06-26-2019 10:45 AM
Hi,
I would like to receive feedback about our network design and posible drawbacks on ACL deployment in our layer 3 switches in the way we are using them. These ACLs, when applied and enough traffic traverses the interface, start to consume CPU in the switches up to 100% (ios-base (62%) and iprouting.iosproc (37%) processes), so the performance starts going down dangerously.
In our deployment we are implementing internal VLAN routing for customer VLANs via two HSRP Cisco 6504 (with IOS 12.2SX) on more than 30 VLANs hanging from them. Trying to control traffic between the VLANs, we implement ACLs in each VLAN interface, applied both outbound and inbound (not in all interfaces, for example, in the access to Internet there is no ACL as we have the perimter firewall).
As an example, in one VLAN interface we have the next two ACL implemented (there are some comments to understand them):
Applied inbound in the interface ("ip access-group ACL_XXX in"):
ip access-list extended ACL_XXX
permit udp any host 224.0.0.2 eq 1985 reflect udpHSRP
permit icmp any any echo
permit icmp any any echo-reply
!outbound ACL reflexive traffic
evaluate tcp_22
evaluate tcp_5666
evaluate tcp_NAT1
evaluate tcp_NAT2
!Denying traffic to the other internal VLANs
deny ip 10.10.X.0 0.0.0.255 10.10.0.0 0.0.255.255
!Permitting rest of Internet traffic
permit tcp 10.10.X.0 0.0.0.255 any reflect salida_tcp
permit udp 10.10.X.0 0.0.0.255 any reflect salida_udp
Applied outbound in the interface ("ip access-group ACL_YYY out"):
ip access-list extended ACL_YYY
permit udp any host 224.0.0.2 eq 1985 reflect udpHSRP
permit icmp any any echo
permit icmp any any echo-reply
!Some administrative permit rules
permit tcp 192.168.0.0 0.0.0.255 10.10.X.0 0.0.0.255 eq 22 reflect tcp_22
permit tcp host 192.168.0.1 10.10.X.0 0.0.0.255 eq 5666 reflect tcp_5666
!External NAT publication rules, that have correspondent on the perimeter firewall
permit tcp any host 10.10.X.X eq 443 reflect tcp_NAT1
permit tcp any host 10.10.X.Y eq 8443 reflect tcp_NAT2
!Reflexive traffic to Internet
evaluate salida_tcp
evaluate salida_udp
As said before, applying one of them while there is traffic in that concrete VLAN raises CPU consumption, and unapplying them suddenly falls again CPU consumption and things calm down.
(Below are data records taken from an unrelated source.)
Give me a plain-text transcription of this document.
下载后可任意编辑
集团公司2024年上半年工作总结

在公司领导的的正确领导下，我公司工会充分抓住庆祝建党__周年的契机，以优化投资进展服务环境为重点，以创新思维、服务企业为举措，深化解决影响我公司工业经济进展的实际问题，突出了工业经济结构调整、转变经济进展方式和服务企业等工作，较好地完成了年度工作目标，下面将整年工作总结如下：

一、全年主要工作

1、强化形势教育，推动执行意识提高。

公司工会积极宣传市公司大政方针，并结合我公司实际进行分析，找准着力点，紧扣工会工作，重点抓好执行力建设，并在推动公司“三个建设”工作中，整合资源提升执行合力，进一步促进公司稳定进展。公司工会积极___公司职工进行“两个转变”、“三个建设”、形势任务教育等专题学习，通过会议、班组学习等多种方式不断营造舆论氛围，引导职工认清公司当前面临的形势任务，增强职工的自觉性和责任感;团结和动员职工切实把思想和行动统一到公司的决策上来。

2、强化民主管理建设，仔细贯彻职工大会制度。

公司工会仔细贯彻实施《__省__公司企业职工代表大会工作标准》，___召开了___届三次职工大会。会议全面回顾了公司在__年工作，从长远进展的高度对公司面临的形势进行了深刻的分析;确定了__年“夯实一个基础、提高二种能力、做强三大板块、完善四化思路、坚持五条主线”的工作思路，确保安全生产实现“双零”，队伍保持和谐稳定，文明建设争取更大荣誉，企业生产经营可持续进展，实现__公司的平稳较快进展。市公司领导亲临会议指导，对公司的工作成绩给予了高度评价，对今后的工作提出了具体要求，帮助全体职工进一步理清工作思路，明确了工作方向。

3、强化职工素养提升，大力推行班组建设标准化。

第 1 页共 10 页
Things that we are reading about and are taking into account:
- Our ACLs are supposed to be processing packets via CEF in the interfaces and should not be kernel processed (what is called "process switching"). For that, we are using "no ip unreachables" and "no ip redirects" on each interface, and we have no explicit "log" command in ACL definition (enough for disabling logging, isn't it?)
- We know that in the moment that the ACLs apply there is a sudden raise in CPU computation, for the calculations that must be done. But these issue is continuous in time while the traffic is flowing
- As we are using reflexive ACLs, can they be processed in hardware (CEF)? Or should process switching be affected? Shouldn't we use them?
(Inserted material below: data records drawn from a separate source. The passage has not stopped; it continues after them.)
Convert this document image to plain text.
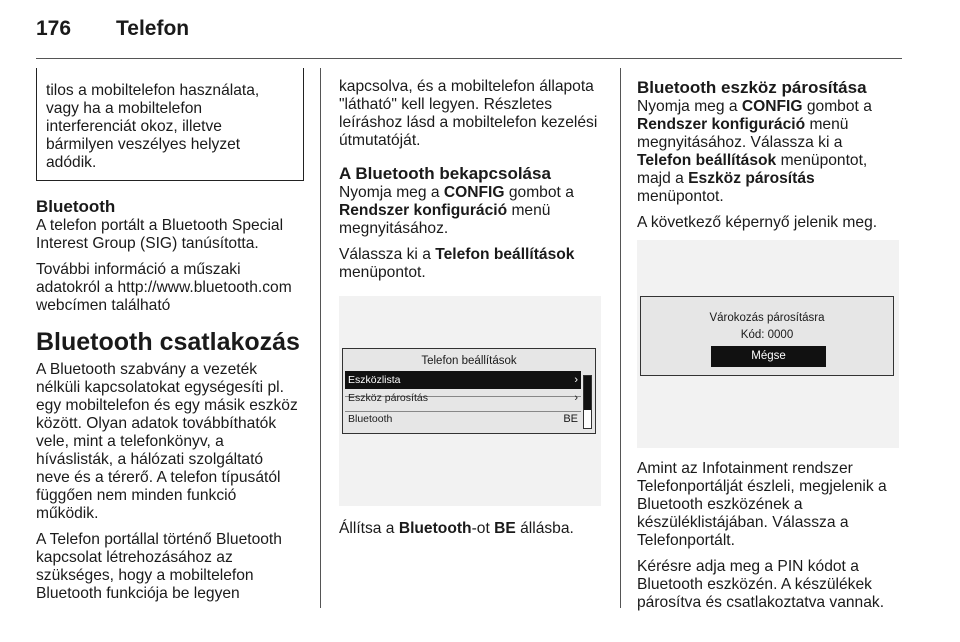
176 Telefon
tilos a mobiltelefon használata,
vagy ha a mobiltelefon
interferenciát okoz, illetve
bármilyen veszélyes helyzet
adódik.
Bluetooth

A telefon portált a Bluetooth Special
Interest Group (SIG) tanúsította.

További információ a műszaki
adatokról a http://www.bluetooth.com
webcímen található

Bluetooth csatlakozás

A Bluetooth szabvány a vezeték
nélküli kapcsolatokat egységesíti pl.
egy mobiltelefon és egy másik eszköz
között. Olyan adatok továbbíthatók
vele, mint a telefonkönyv, a
híváslisták, a hálózati szolgáltató
neve és a térerő. A telefon típusától
függően nem minden funkció
működik.

A Telefon portállal történő Bluetooth
kapcsolat létrehozásához az
szükséges, hogy a mobiltelefon
Bluetooth funkciója be legyen

kapcsolva, és a mobiltelefon állapota
"látható" kell legyen. Részletes
leíráshoz lásd a mobiltelefon kezelési
útmutatóját.

A Bluetooth bekapcsolása

Nyomja meg a CONFIG gombot a
Rendszer konfiguráció menü
megnyitásához.

Válassza ki a Telefon beállítások
menüpontot.

Telefon beállítások
Eszközlista	›
Eszköz párosítás	›
Bluetooth	BE

Állítsa a Bluetooth-ot BE állásba.

Bluetooth eszköz párosítása

Nyomja meg a CONFIG gombot a
Rendszer konfiguráció menü
megnyitásához. Válassza ki a
Telefon beállítások menüpontot,
majd a Eszköz párosítás menüpontot.

A következő képernyő jelenik meg.

Várokozás párosításra
Kód: 0000
Mégse

Amint az Infotainment rendszer
Telefonportálját észleli, megjelenik a
Bluetooth eszközének a
készüléklistájában. Válassza a
Telefonportált.

Kérésre adja meg a PIN kódot a
Bluetooth eszközén. A készülékek
párosítva és csatlakoztatva vannak.
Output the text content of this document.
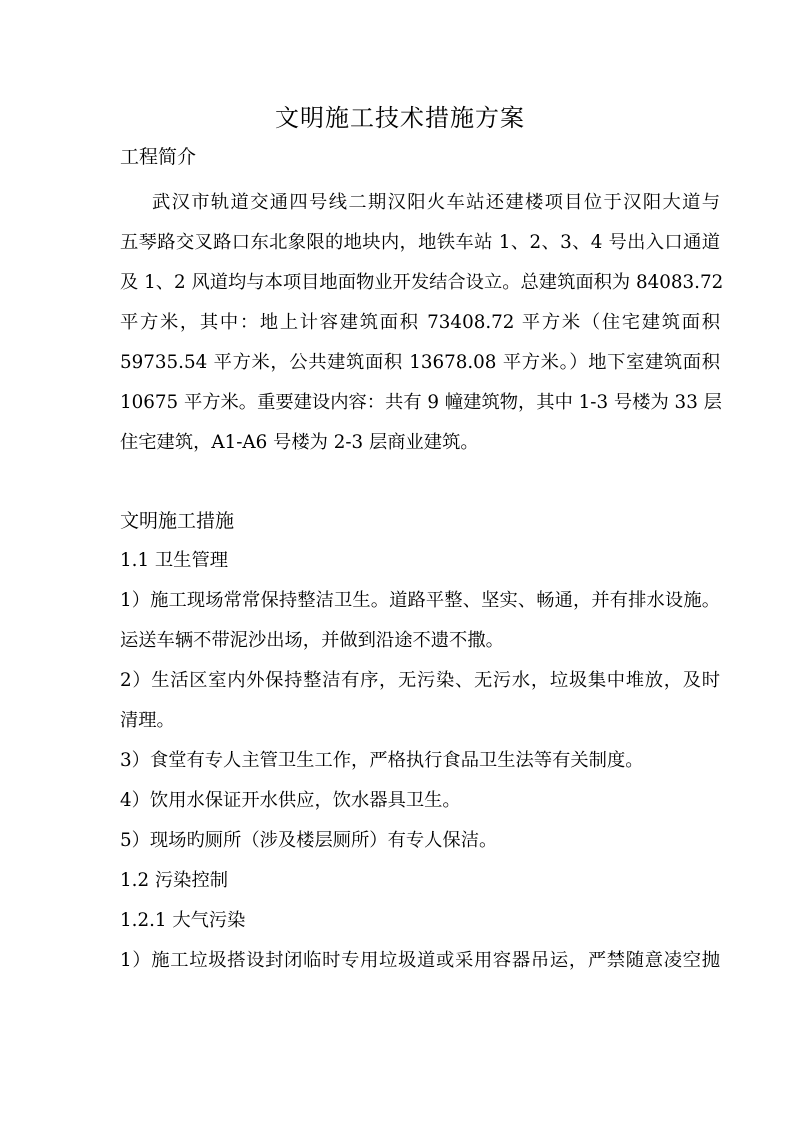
文明施工技术措施方案
工程简介
武汉市轨道交通四号线二期汉阳火车站还建楼项目位于汉阳大道与
五琴路交叉路口东北象限的地块内，地铁车站 1、2、3、4 号出入口通道
及 1、2 风道均与本项目地面物业开发结合设立。总建筑面积为 84083.72
平方米，其中：地上计容建筑面积 73408.72 平方米（住宅建筑面积
59735.54 平方米，公共建筑面积 13678.08 平方米。）地下室建筑面积
10675 平方米。重要建设内容：共有 9 幢建筑物，其中 1-3 号楼为 33 层
住宅建筑，A1-A6 号楼为 2-3 层商业建筑。
文明施工措施
1.1 卫生管理
1）施工现场常常保持整洁卫生。道路平整、坚实、畅通，并有排水设施。
运送车辆不带泥沙出场，并做到沿途不遗不撒。
2）生活区室内外保持整洁有序，无污染、无污水，垃圾集中堆放，及时
清理。
3）食堂有专人主管卫生工作，严格执行食品卫生法等有关制度。
4）饮用水保证开水供应，饮水器具卫生。
5）现场旳厕所（涉及楼层厕所）有专人保洁。
1.2 污染控制
1.2.1 大气污染
1）施工垃圾搭设封闭临时专用垃圾道或采用容器吊运，严禁随意凌空抛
- Another question we have is why we don't have "object groups" in our IOS version so we can simplify some ACL design.
- There is no much flexibility in changing things, as is a production environment
Is there any advise you could tell us on what we are doing wrong? Is there a desing flaw or any other way to do this without this harm?
Thanks in advance!!
06-26-2019 01:40 PM
Cisco 6504 (with IOS 12.2SX) - not sure what supervisor you have here. and the code also too old.
can you give us what kind of supervisor you have. yes ACL will have impact on the process..
06-26-2019 02:27 PM
Hi Balaji,
Thanx for the fast reply...
Yes, the systems deployed are quite old (have to see upgrade posibilities). The supervisor is WS-SUP32-GE-3B...
I see you say is a normal issue to have impact on the process... Isn't it a huge impact that just one ACL (doubled one, outbound and inbound in an interface) could raise to 100% the use of CPU anytime there's tracffic on that VLAN?
Regards,
06-27-2019 12:48 AM
WS-SUP32-GE-3B -- Quite OLD
Its not how many ACL, how many time CPU incolved to proces the ACL.
here is some high CPU tips, but i suggest to stay away from ACL on your situation and introduct L2 Bridge FW any small one for mitigate the issue
06-27-2019 10:39 AM
Thanks for the link Balaji, will have a deep look on it... We need that the ACL processing does not hit CPU, and we really don't know why CPU is involved, as nowhere it should be involved...
When you say "L2 Bridge FW", you mean an independent device on each VLAN or a unique device?
The goal of this design and used devices was to have a global L2/L3 fast arch with "basic security capacities in L3" (ACLs):
- If we cannot implement ACLs we have an insecure design
- If we need a Deep Inspection firewall we lose fast switching capacity
- If we need a L2 device in each VLAN our physical and cabling design gets unmanagable
Regards,
06-28-2019 09:27 AM
As per the email and you are sure you hitting with ACL, so based on the information i have suggested.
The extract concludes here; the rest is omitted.